Normothermic ex vivo lung perfusion (EVLP) is a new evaluation technique for high-risk donor organs.¹⁴⁶ EVLP is thought to reduce the risk of using high-risk donor lungs by allowing for an extended normothermic evaluation period. The EVLP system consists of a ventilator and an ex vivo circulation system with centrifugal pump, oxygenator, heat-exchanger, and leukocyte filter.¹⁴⁷ Steen and colleagues in Lund, Sweden were the first to successfully apply ex vivo evaluation in 2001 on lungs from a donation after cardiac determination of death (DCDD).¹⁴⁸ Following this success, additional study and modification has occurred. In a landmark trial from Toronto, Cypel and colleagues reported excellent clinical outcomes using high-risk donors ordinarily not transplantable with acellular perfusate and protective perfusion and ventilation strategies in 2011.¹⁴⁶ Worldwide clinical experiences with EVLP are summarized in Table 7.^146,149-154 Although most reports are small case series, the proportion of high-risk donor lungs transplanted after EVLP evaluation range between 46-87% resulting in equivalent short-term outcomes as compared with standard criteria donors. It is remarkable that the incidence of severe PGD is generally lower in the EVLP group in comparison to the conventional group, with equivalent survival (96%, 87%, 70% at 30 days, 1 year, and 3 years, respectively). These results demonstrate that EVLP not only enhances the ability to accept more organs for transplantation but also suggests the possibility of reducing the risk of PGD. EVLP might also offer a platform to use targeted therapeutics to enhance the quality of these organs in the future.¹⁵⁵ Further clinical assessment of the impact on PGD and short-term outcomes is underway in a multicenter prospective trial in the United States.

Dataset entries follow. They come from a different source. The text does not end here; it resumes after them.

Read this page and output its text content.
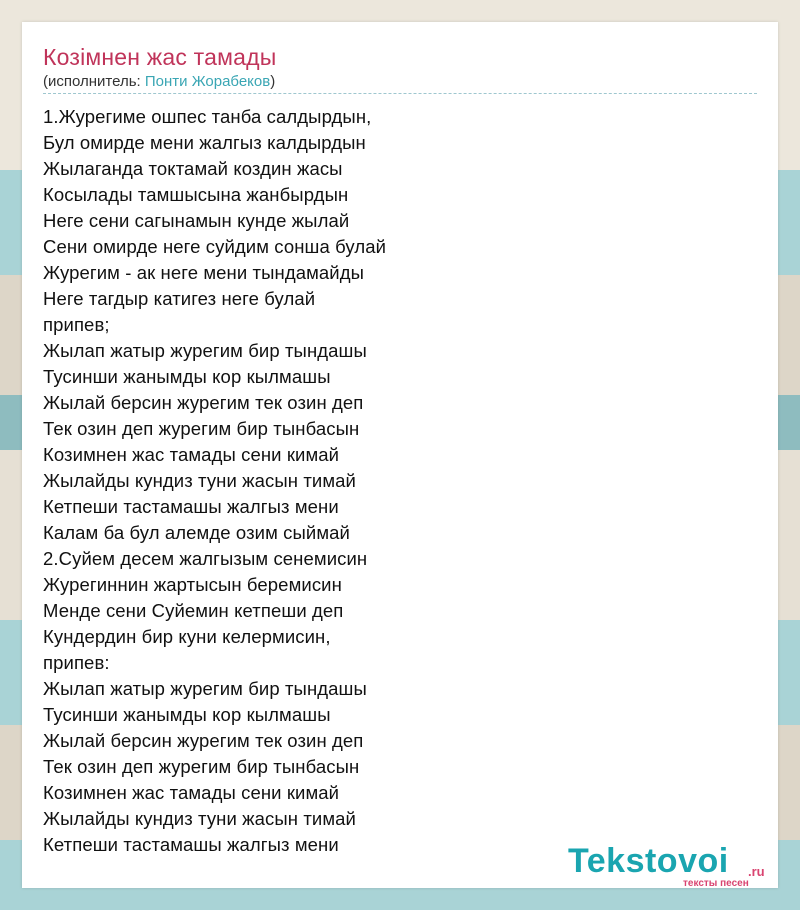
Козімнен жас тамады
(исполнитель: Понти Жорабеков)
1.Журегиме ошпес танба салдырдын,
Бул омирде мени жалгыз калдырдын
Жылаганда токтамай коздин жасы
Косылады тамшысына жанбырдын
Неге сени сагынамын кунде жылай
Сени омирде неге суйдим сонша булай
Журегим - ак неге мени тындамайды
Неге тагдыр катигез неге булай
припев;
Жылап жатыр журегим бир тындашы
Тусинши жанымды кор кылмашы
Жылай берсин журегим тек озин деп
Тек озин деп журегим бир тынбасын
Козимнен жас тамады сени кимай
Жылайды кундиз туни жасын тимай
Кетпеши тастамашы жалгыз мени
Калам ба бул алемде озим сыймай
2.Суйем десем жалгызым сенемисин
Журегиннин жартысын беремисин
Менде сени Суйемин кетпеши деп
Кундердин бир куни келермисин,
припев:
Жылап жатыр журегим бир тындашы
Тусинши жанымды кор кылмашы
Жылай берсин журегим тек озин деп
Тек озин деп журегим бир тынбасын
Козимнен жас тамады сени кимай
Жылайды кундиз туни жасын тимай
Кетпеши тастамашы жалгыз мени	Tekstovoi .ru
тексты песен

Alternatively, other approaches have been developed that challenge standard organ preservation methods. Warnecke et al, have reported results using a mobile normothermic ex vivo perfusion system designed to minimize cold ischemic injury.¹⁵⁶ Among the 12 donors enrolled, five (42%) were designated extended criteria donors. Median mechanical ventilation time and ICU length of stay post-transplant was 21 hours (range 9.5-456) and 7 days (2-31 days), respectively. All were discharged and one died on day 140 due to cardiomyopathy. Based on these results, a prospective randomized multicenter trial is now underway to compare this method with standard static cold storage.¹⁵⁶

Conclusions

PGD remains a key factor for both short- and long-term outcomes and thus limits the number of high-risk donor lungs utilized. Implementation of the ISHLT standard definition and grading criteria of PGD has enhanced our ability to better study and understand the incidence, related outcomes, risk factors, biomarkers and genetic factors influencing of PGD. Following ischemia-reperfusion, inflammatory and immunologic injury-repair responses appear to be key controlling mechanisms in PGD. Continued need to safely increase the donor lung pool has driven the development of EVLP as a deliberate strategy to assure the quality of donor lungs and potentially to implement treatment interventions. Initial clinical experience with EVLP looks promising. The impact on long-term outcomes warrants further study and the impact on incidence of PGD will need to be assessed in multicenter prospective trials.